И опять выключил энергию. Дядя Петя согнулся возле горна с красной железкой в руке, и лицо его от угасающего пламени покраснело. И вообще все в кузне стало красным: холодное железо, инструменты, Иван Трофимович и наш фаэтон. Дядя Петя свернул самокрутку, прикурил от железки и деловито включил рубильник. Начальник цеха ругаться не стал и даже не потребовал объяснительной. Он поджал губы, метнул взгляд на рубильник и ушел.
Когда мы мастерили фаэтон, Иван Трофимович вообще перестал ругаться на моего кузнеца, не грозился наказать или уволить. Он терпел и лишь морщился, будто от застаревшей зубной боли, и, если бы не глаза за стеклами железных очков, сроду бы не узнать, что есть эта боль.
Однажды я пришел на работу чуть раньше остальных кузнецов и еще от промкомбинатовских ворот увидел, что кто-то крутится возле фаэтона, раскачивает его, пробуя рессоры.
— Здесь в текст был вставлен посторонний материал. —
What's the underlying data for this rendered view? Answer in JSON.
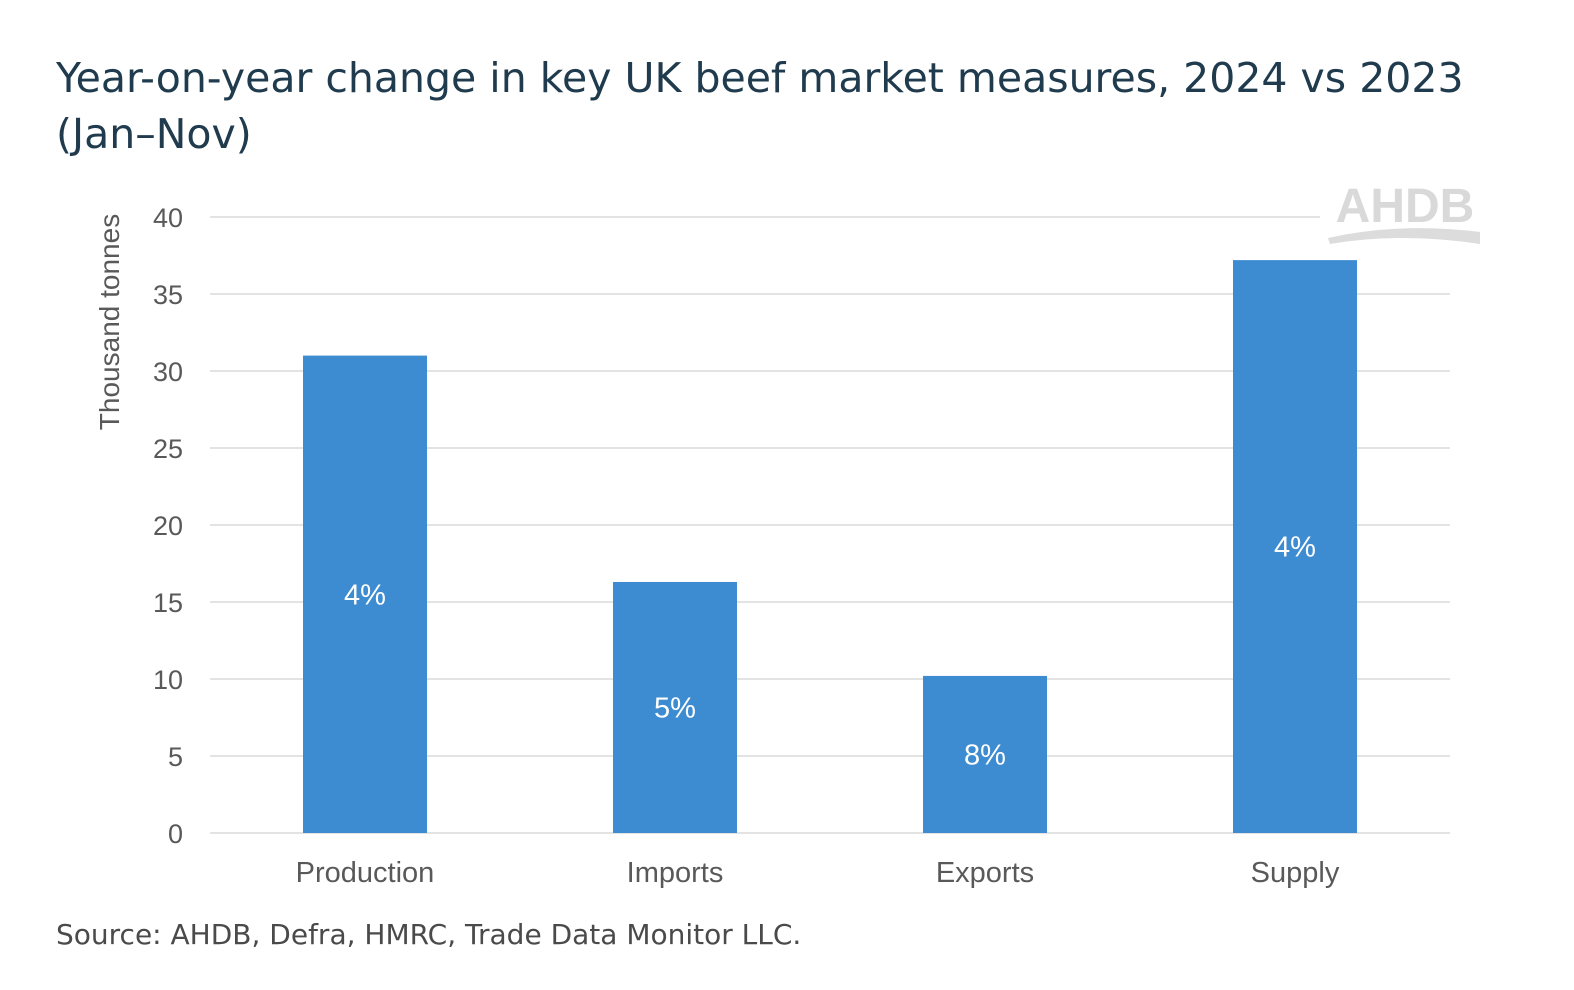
{
  "chart_data": {
    "type": "bar",
    "title": "Year-on-year change in key UK beef market measures, 2024 vs 2023 (Jan–Nov)",
    "xlabel": "",
    "ylabel": "Thousand tonnes",
    "ylim": [
      0,
      40
    ],
    "yticks": [
      0,
      5,
      10,
      15,
      20,
      25,
      30,
      35,
      40
    ],
    "grid": true,
    "categories": [
      "Production",
      "Imports",
      "Exports",
      "Supply"
    ],
    "values": [
      31.0,
      16.3,
      10.2,
      37.2
    ],
    "data_labels": [
      "4%",
      "5%",
      "8%",
      "4%"
    ],
    "bar_color": "#3d8bd0",
    "logo": "AHDB",
    "source": "Source: AHDB, Defra, HMRC, Trade Data Monitor LLC."
  }
}
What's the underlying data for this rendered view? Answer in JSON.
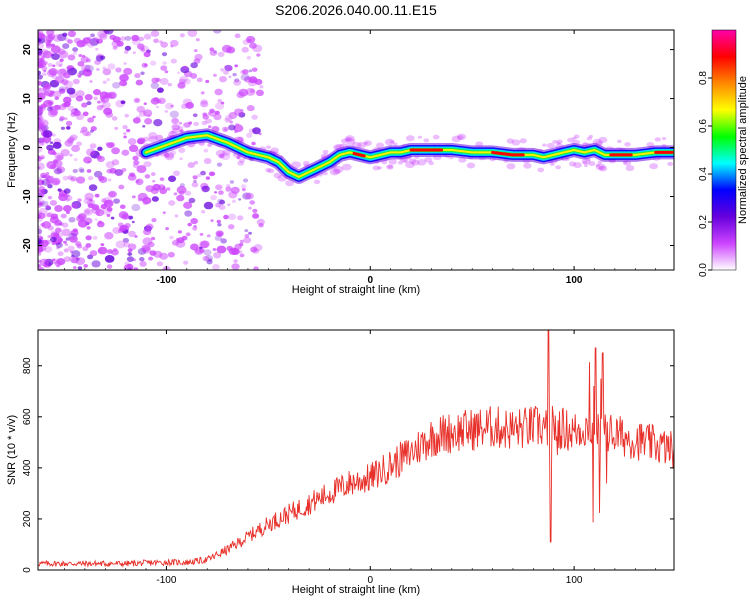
{
  "title": "S206.2026.040.00.11.E15",
  "chart_data": [
    {
      "type": "heatmap",
      "xlabel": "Height of straight line (km)",
      "ylabel": "Frequency (Hz)",
      "xlim": [
        -163,
        149
      ],
      "ylim": [
        -25,
        24
      ],
      "xticks": [
        -100,
        0,
        100
      ],
      "yticks": [
        -20,
        -10,
        0,
        10,
        20
      ],
      "colorbar": {
        "label": "Normalized spectral amplitude",
        "range": [
          0,
          1
        ],
        "ticks": [
          0.0,
          0.2,
          0.4,
          0.6,
          0.8
        ],
        "ticklabels": [
          "0.0",
          "0.2",
          "0.4",
          "0.6",
          "0.8"
        ],
        "colors": [
          "#ffffff",
          "#cc44ff",
          "#6600dd",
          "#0000ff",
          "#00ffff",
          "#00ff00",
          "#ffff00",
          "#ff8800",
          "#ff0000",
          "#ff00aa"
        ]
      },
      "ridge": {
        "x": [
          -110,
          -100,
          -90,
          -80,
          -70,
          -60,
          -50,
          -45,
          -40,
          -35,
          -30,
          -25,
          -20,
          -15,
          -10,
          -5,
          0,
          5,
          10,
          15,
          20,
          30,
          40,
          50,
          60,
          70,
          80,
          85,
          90,
          95,
          100,
          105,
          110,
          115,
          120,
          130,
          140,
          149
        ],
        "y": [
          -1,
          0.5,
          2,
          2.5,
          1,
          -1,
          -2,
          -3,
          -5,
          -6,
          -5,
          -4,
          -3,
          -1.5,
          -1,
          -1.5,
          -2,
          -1.5,
          -1,
          -1,
          -0.5,
          -0.5,
          -0.5,
          -1,
          -1,
          -1.5,
          -1.5,
          -2,
          -1.5,
          -1,
          -0.5,
          -1,
          -0.5,
          -1.5,
          -1.5,
          -1.5,
          -1,
          -1
        ]
      }
    },
    {
      "type": "line",
      "xlabel": "Height of straight line (km)",
      "ylabel": "SNR (10 * v/v)",
      "xlim": [
        -163,
        149
      ],
      "ylim": [
        0,
        940
      ],
      "xticks": [
        -100,
        0,
        100
      ],
      "yticks": [
        0,
        200,
        400,
        600,
        800
      ],
      "color": "#e8302a",
      "series": [
        {
          "name": "SNR",
          "x": [
            -163,
            -140,
            -120,
            -100,
            -90,
            -80,
            -70,
            -60,
            -50,
            -40,
            -30,
            -20,
            -10,
            0,
            10,
            20,
            30,
            40,
            50,
            60,
            70,
            80,
            85,
            88,
            92,
            100,
            105,
            110,
            113,
            116,
            120,
            130,
            140,
            149
          ],
          "y": [
            25,
            25,
            25,
            30,
            30,
            40,
            80,
            130,
            180,
            220,
            260,
            300,
            340,
            360,
            410,
            460,
            520,
            540,
            550,
            560,
            550,
            560,
            560,
            560,
            560,
            540,
            560,
            560,
            520,
            540,
            530,
            510,
            490,
            470
          ]
        }
      ],
      "spikes": [
        {
          "x": 87.5,
          "y": 940
        },
        {
          "x": 88.5,
          "y": 110
        },
        {
          "x": 110.5,
          "y": 870
        },
        {
          "x": 112.5,
          "y": 150
        },
        {
          "x": 114.0,
          "y": 850
        }
      ]
    }
  ]
}
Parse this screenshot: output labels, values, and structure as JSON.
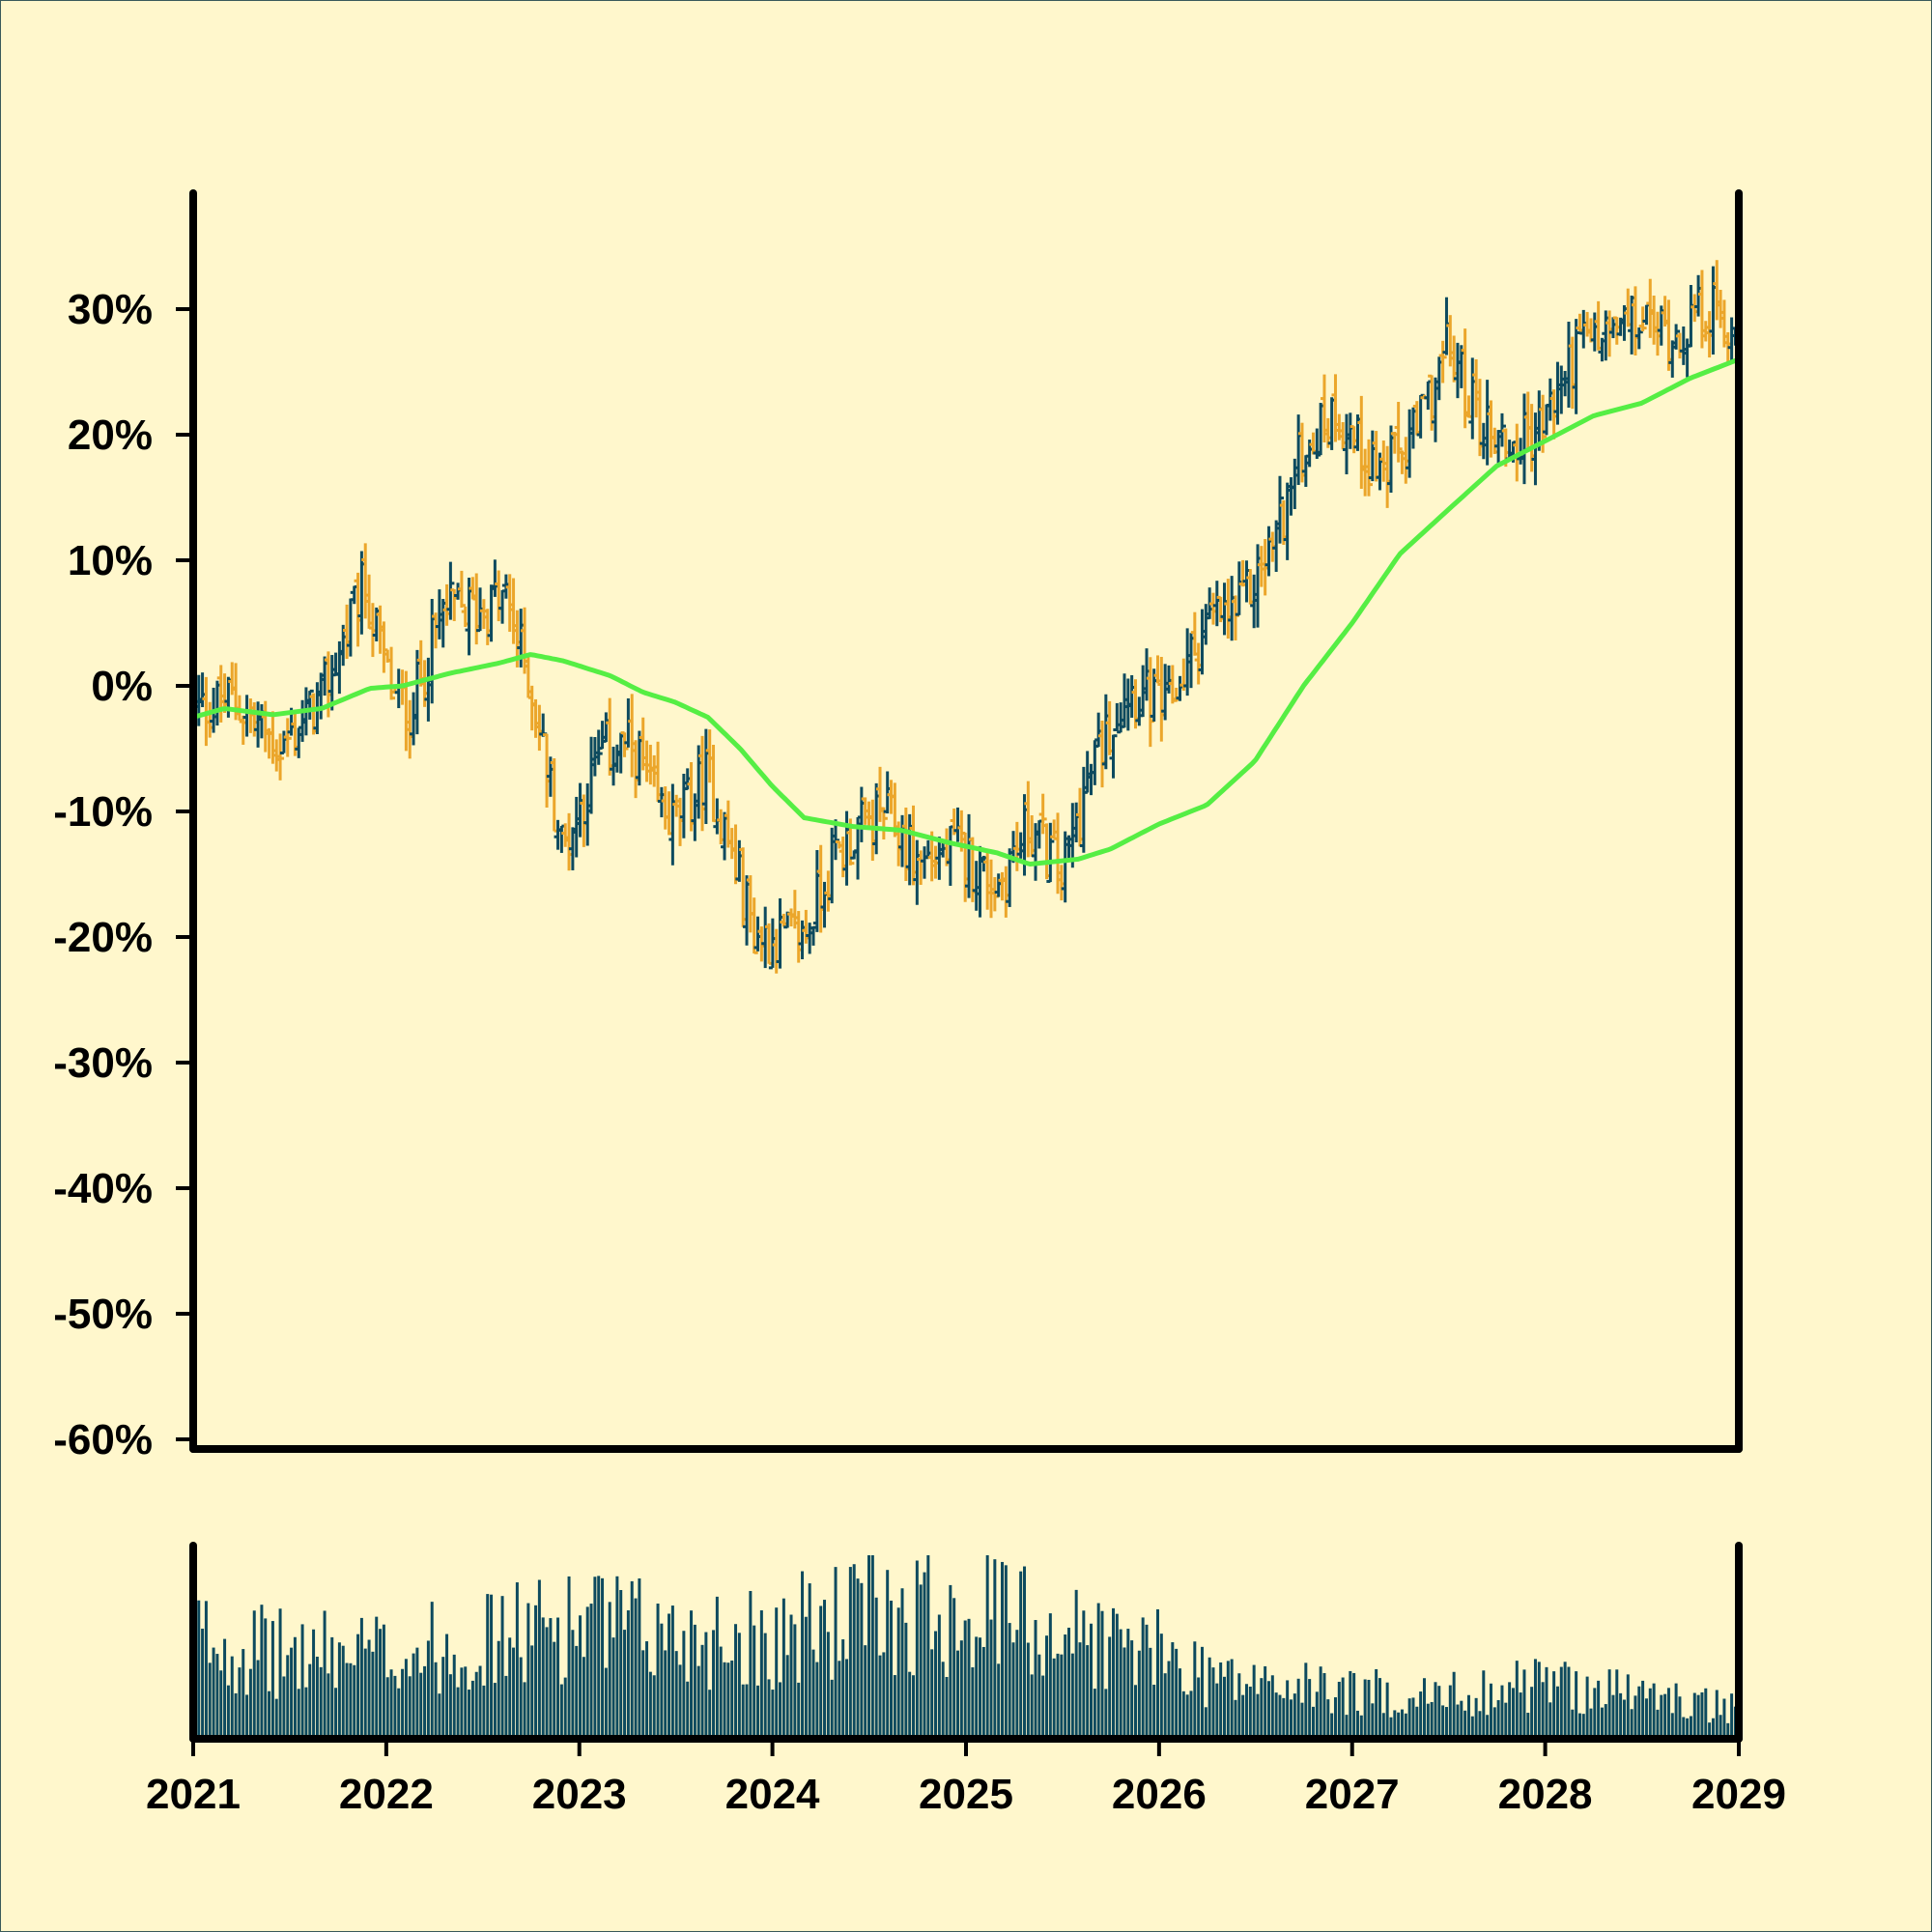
{
  "colors": {
    "background": "#fff7cc",
    "border": "#3a5a5a",
    "axis": "#000000",
    "bar_up": "#0d4a5e",
    "bar_down": "#eba62b",
    "moving_average": "#55ee44",
    "volume": "#0d4a5e"
  },
  "chart_data": {
    "type": "ohlc",
    "title": "",
    "xlabel": "",
    "ylabel": "",
    "price_axis": {
      "unit": "percent",
      "ylim": [
        -60,
        35
      ],
      "ticks": [
        30,
        20,
        10,
        0,
        -10,
        -20,
        -30,
        -40,
        -50,
        -60
      ],
      "tick_labels": [
        "30%",
        "20%",
        "10%",
        "0%",
        "-10%",
        "-20%",
        "-30%",
        "-40%",
        "-50%",
        "-60%"
      ]
    },
    "time_axis": {
      "range": [
        "2021-01-01",
        "2029-01-01"
      ],
      "ticks": [
        "2021-01-01",
        "2022-01-01",
        "2023-01-01",
        "2024-01-01",
        "2025-01-01",
        "2026-01-01",
        "2027-01-01",
        "2028-01-01",
        "2029-01-01"
      ],
      "tick_labels": [
        "2021",
        "2022",
        "2023",
        "2024",
        "2025",
        "2026",
        "2027",
        "2028",
        "2029"
      ]
    },
    "close_path": [
      [
        "2021-01-01",
        -2
      ],
      [
        "2021-03-15",
        -1
      ],
      [
        "2021-06-15",
        -5
      ],
      [
        "2021-09-01",
        -1
      ],
      [
        "2021-11-20",
        8
      ],
      [
        "2022-01-15",
        -1
      ],
      [
        "2022-02-15",
        -2
      ],
      [
        "2022-04-20",
        6
      ],
      [
        "2022-06-15",
        6
      ],
      [
        "2022-08-15",
        7
      ],
      [
        "2022-10-01",
        0
      ],
      [
        "2022-12-01",
        -13
      ],
      [
        "2023-02-15",
        -5
      ],
      [
        "2023-04-15",
        -5
      ],
      [
        "2023-05-20",
        -9
      ],
      [
        "2023-07-01",
        -11
      ],
      [
        "2023-09-01",
        -7
      ],
      [
        "2023-12-01",
        -20
      ],
      [
        "2024-03-01",
        -20
      ],
      [
        "2024-04-20",
        -14
      ],
      [
        "2024-06-01",
        -12
      ],
      [
        "2024-08-01",
        -10
      ],
      [
        "2024-10-01",
        -14
      ],
      [
        "2024-12-15",
        -13
      ],
      [
        "2025-03-01",
        -16
      ],
      [
        "2025-05-01",
        -11
      ],
      [
        "2025-07-01",
        -15
      ],
      [
        "2025-09-01",
        -6
      ],
      [
        "2025-11-01",
        0
      ],
      [
        "2026-01-15",
        -2
      ],
      [
        "2026-04-01",
        5
      ],
      [
        "2026-06-01",
        6
      ],
      [
        "2026-08-01",
        11
      ],
      [
        "2026-10-01",
        19
      ],
      [
        "2026-12-01",
        22
      ],
      [
        "2027-01-15",
        19
      ],
      [
        "2027-03-01",
        17
      ],
      [
        "2027-05-01",
        20
      ],
      [
        "2027-07-01",
        27
      ],
      [
        "2027-09-01",
        21
      ],
      [
        "2027-11-01",
        19
      ],
      [
        "2028-01-01",
        21
      ],
      [
        "2028-03-01",
        27
      ],
      [
        "2028-05-01",
        28
      ],
      [
        "2028-07-01",
        29
      ],
      [
        "2028-09-01",
        28
      ],
      [
        "2028-11-01",
        30
      ],
      [
        "2029-01-01",
        28
      ]
    ],
    "moving_average": [
      [
        "2021-01-01",
        -2.5
      ],
      [
        "2021-03-01",
        -1.8
      ],
      [
        "2021-06-01",
        -2.3
      ],
      [
        "2021-09-01",
        -1.8
      ],
      [
        "2021-12-01",
        -0.2
      ],
      [
        "2022-02-01",
        0
      ],
      [
        "2022-05-01",
        1
      ],
      [
        "2022-08-01",
        1.8
      ],
      [
        "2022-10-01",
        2.5
      ],
      [
        "2022-12-01",
        2
      ],
      [
        "2023-03-01",
        0.8
      ],
      [
        "2023-05-01",
        -0.5
      ],
      [
        "2023-07-01",
        -1.3
      ],
      [
        "2023-09-01",
        -2.5
      ],
      [
        "2023-11-01",
        -5
      ],
      [
        "2024-01-01",
        -8
      ],
      [
        "2024-03-01",
        -10.5
      ],
      [
        "2024-06-01",
        -11.2
      ],
      [
        "2024-09-01",
        -11.5
      ],
      [
        "2024-12-01",
        -12.5
      ],
      [
        "2025-03-01",
        -13.3
      ],
      [
        "2025-05-01",
        -14.2
      ],
      [
        "2025-08-01",
        -13.8
      ],
      [
        "2025-10-01",
        -13
      ],
      [
        "2026-01-01",
        -11
      ],
      [
        "2026-04-01",
        -9.5
      ],
      [
        "2026-07-01",
        -6
      ],
      [
        "2026-10-01",
        0
      ],
      [
        "2027-01-01",
        5
      ],
      [
        "2027-04-01",
        10.5
      ],
      [
        "2027-07-01",
        14
      ],
      [
        "2027-10-01",
        17.5
      ],
      [
        "2028-01-01",
        19.5
      ],
      [
        "2028-04-01",
        21.5
      ],
      [
        "2028-07-01",
        22.5
      ],
      [
        "2028-10-01",
        24.5
      ],
      [
        "2029-01-01",
        26
      ]
    ],
    "volume_profile": [
      [
        "2021-01-01",
        0.55
      ],
      [
        "2021-06-01",
        0.45
      ],
      [
        "2022-01-01",
        0.45
      ],
      [
        "2022-06-01",
        0.5
      ],
      [
        "2023-01-01",
        0.62
      ],
      [
        "2023-06-01",
        0.55
      ],
      [
        "2024-01-01",
        0.55
      ],
      [
        "2024-06-01",
        0.65
      ],
      [
        "2025-01-01",
        0.72
      ],
      [
        "2025-06-01",
        0.6
      ],
      [
        "2026-01-01",
        0.45
      ],
      [
        "2026-06-01",
        0.3
      ],
      [
        "2027-01-01",
        0.25
      ],
      [
        "2027-06-01",
        0.22
      ],
      [
        "2028-01-01",
        0.3
      ],
      [
        "2028-06-01",
        0.25
      ],
      [
        "2029-01-01",
        0.15
      ]
    ],
    "bar_interval_days": 7
  }
}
Фаэтон стоял без колес, на колодках, и мог свалиться с них, а то и опрокинуться.
— Эй! — крикнул я и побежал. — Чего тебе надо?
В утренних сумерках от фаэтона отделился человек, и я узнал начальника цеха. Иван Трофимович засмеялся и отошел еще дальше в сторону.
— Вот, — сказал он и протянул мне связку подшипников. — Заказчик пожелал делать колеса под этот подшипник. Ты передай Рудмину.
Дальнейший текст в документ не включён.